Réglementer avec respect, sans hypocrisie
La critique a du vrai et la problématique a été embrassée à Genève depuis dix ans maintenant pour augmenter les formations locales. Mais enfin! La libre circulation serait-elle à géométrie variable? Intouchable lorsqu’elle fait de la couronne territoriale autour de Genève la plus prospère de France, avec son taux de chômage le plus bas, et soudainement blâmable lorsqu’il y a pénurie de personnel dans un secteur économique et qu’il s’agit d’instaurer un protectionnisme de circonstance?
Alors oui! Réglementons cette libre circulation avec respect mutuel et intelligence, et tenons compte de la concurrence déloyale à laquelle sont confrontés nos demandeurs d’emploi, comme nos entreprises d’ailleurs, et arrêtons de jouer les hypocrites en inventant une identité commune que l’on ne décrète pas, et qui doit d’abord reposer sur la confiance de nos résidents en leurs autorités.

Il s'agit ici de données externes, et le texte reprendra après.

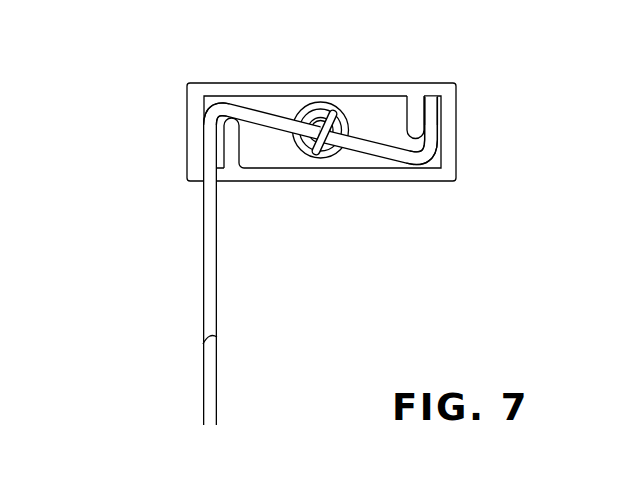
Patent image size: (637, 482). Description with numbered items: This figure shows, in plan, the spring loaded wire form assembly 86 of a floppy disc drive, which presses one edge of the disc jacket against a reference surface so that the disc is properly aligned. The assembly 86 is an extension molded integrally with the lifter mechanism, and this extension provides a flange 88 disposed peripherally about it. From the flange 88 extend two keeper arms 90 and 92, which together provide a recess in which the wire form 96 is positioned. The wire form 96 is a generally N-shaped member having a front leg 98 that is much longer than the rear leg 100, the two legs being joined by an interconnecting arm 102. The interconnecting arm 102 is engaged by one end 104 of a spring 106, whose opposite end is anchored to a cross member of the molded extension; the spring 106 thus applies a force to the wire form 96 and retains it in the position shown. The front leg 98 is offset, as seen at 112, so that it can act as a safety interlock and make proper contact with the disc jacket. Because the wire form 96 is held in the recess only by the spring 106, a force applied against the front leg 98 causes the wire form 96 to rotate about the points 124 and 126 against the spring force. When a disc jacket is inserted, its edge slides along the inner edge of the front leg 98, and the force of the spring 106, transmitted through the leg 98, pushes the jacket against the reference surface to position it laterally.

The spring loaded wire form assembly 86 is at (294, 212).
The flange 88 is at (452, 141).
The keeper arm 90 is at (407, 122).
The keeper arm 92 is at (238, 135).
The wire form 96 is at (422, 157).
The front leg 98 is at (203, 200).
The rear leg 100 is at (433, 115).
The interconnecting arm 102 is at (372, 148).
The end of spring 104 is at (303, 112).
The spring 106 is at (322, 108).
The offset 112 is at (217, 337).
The point 124 is at (432, 97).
The point 126 is at (222, 103).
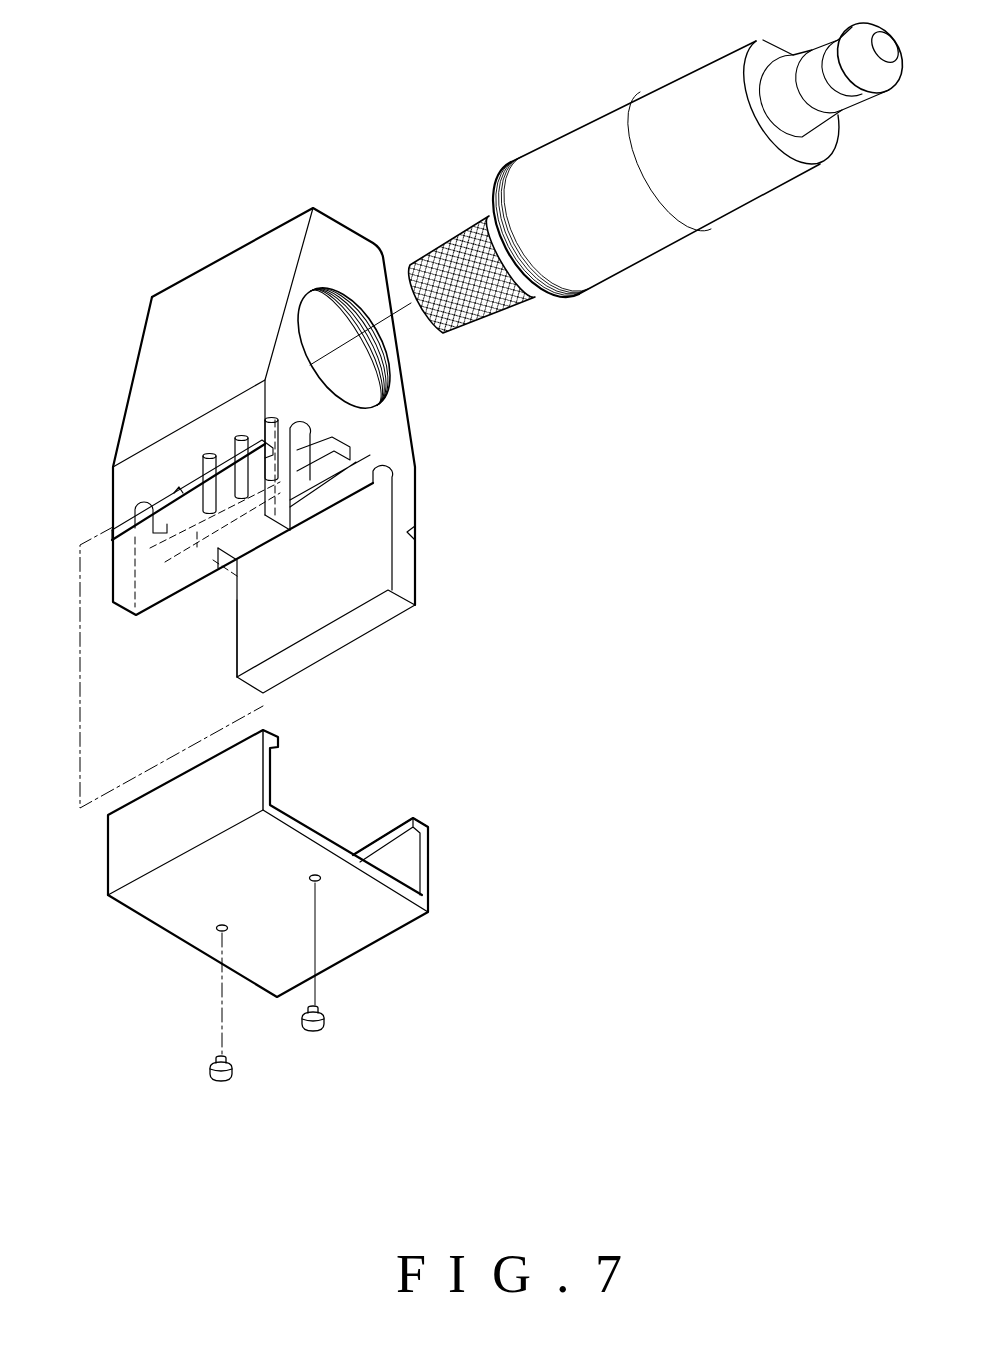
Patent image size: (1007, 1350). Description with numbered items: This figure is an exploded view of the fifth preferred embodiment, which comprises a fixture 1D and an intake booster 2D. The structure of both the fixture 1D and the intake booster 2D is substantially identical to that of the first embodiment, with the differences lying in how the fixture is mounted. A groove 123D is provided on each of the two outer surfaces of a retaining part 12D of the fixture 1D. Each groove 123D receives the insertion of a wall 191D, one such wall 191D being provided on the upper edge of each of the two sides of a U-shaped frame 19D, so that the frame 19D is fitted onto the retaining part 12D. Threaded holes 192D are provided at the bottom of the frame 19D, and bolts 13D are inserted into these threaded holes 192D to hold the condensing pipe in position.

The fixture 1D is at (236, 287).
The intake booster 2D is at (648, 240).
The retaining part 12D is at (160, 557).
The groove 123D is at (178, 490).
The U-shaped frame 19D is at (425, 878).
The wall 191D is at (417, 820).
The threaded holes 192D is at (219, 931).
The bolts 13D is at (312, 1032).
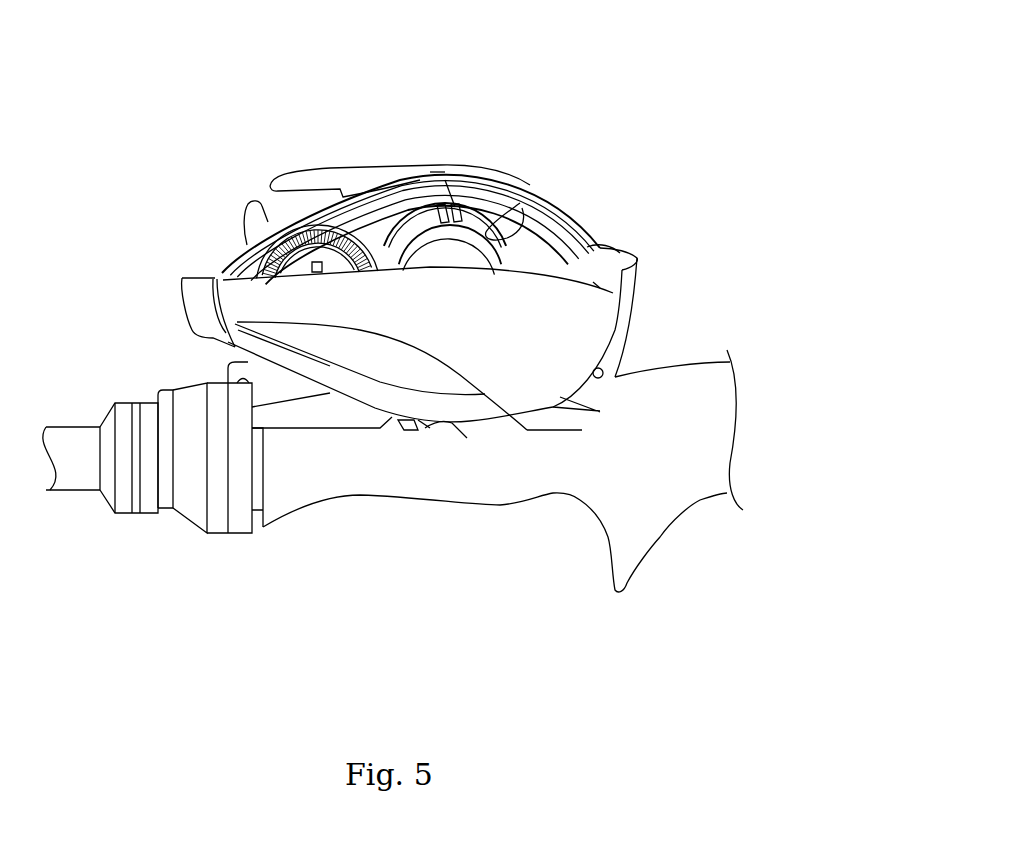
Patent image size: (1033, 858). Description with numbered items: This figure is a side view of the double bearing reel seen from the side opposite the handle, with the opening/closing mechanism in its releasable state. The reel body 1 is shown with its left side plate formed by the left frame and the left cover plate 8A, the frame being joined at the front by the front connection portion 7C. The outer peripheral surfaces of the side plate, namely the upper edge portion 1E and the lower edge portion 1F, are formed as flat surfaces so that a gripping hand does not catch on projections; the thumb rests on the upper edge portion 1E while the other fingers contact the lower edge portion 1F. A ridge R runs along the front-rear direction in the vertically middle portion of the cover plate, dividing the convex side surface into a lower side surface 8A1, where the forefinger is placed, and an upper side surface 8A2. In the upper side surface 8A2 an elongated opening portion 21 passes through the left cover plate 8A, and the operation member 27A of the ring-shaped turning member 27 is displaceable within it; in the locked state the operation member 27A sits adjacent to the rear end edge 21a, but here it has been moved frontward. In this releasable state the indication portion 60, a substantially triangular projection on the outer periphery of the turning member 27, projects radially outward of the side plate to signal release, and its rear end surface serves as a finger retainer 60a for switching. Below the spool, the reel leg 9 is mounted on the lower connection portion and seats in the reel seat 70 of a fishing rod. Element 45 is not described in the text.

The reel body 1 is at (572, 130).
The upper edge portion 1E is at (437, 173).
The lower edge portion 1F is at (425, 430).
The front connection portion 7C is at (192, 307).
The left cover plate 8A is at (600, 322).
The lower side surface 8A1 is at (567, 372).
The upper side surface 8A2 is at (587, 247).
The reel leg 9 is at (341, 418).
The opening portion 21 is at (405, 222).
The rear end edge 21a is at (498, 203).
The turning member 27 is at (385, 245).
The operation member 27A is at (450, 207).
The thumb rest 45 is at (280, 233).
The indication portion 60 is at (408, 432).
The finger retainer 60a is at (452, 423).
The reel seat 70 is at (493, 490).
The ridge R is at (593, 282).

Il n’y aura pas de retour à la confiance, tant que l’on pensera, avec raison, que bon nombre de nos candidats à l’emploi pourraient avoir leur chance sur le marché du travail, mais que l’on préfère engager, plus jeune, plus expérimenté, plus formé ou moins cher, des personnes qui viennent de plus en plus loin pour bénéficier de salaires dont ils ne pourraient même pas rêver chez eux, et qui surchargent nos axes routiers tous les matins et tous les soirs, avec l’onction du politiquement correct.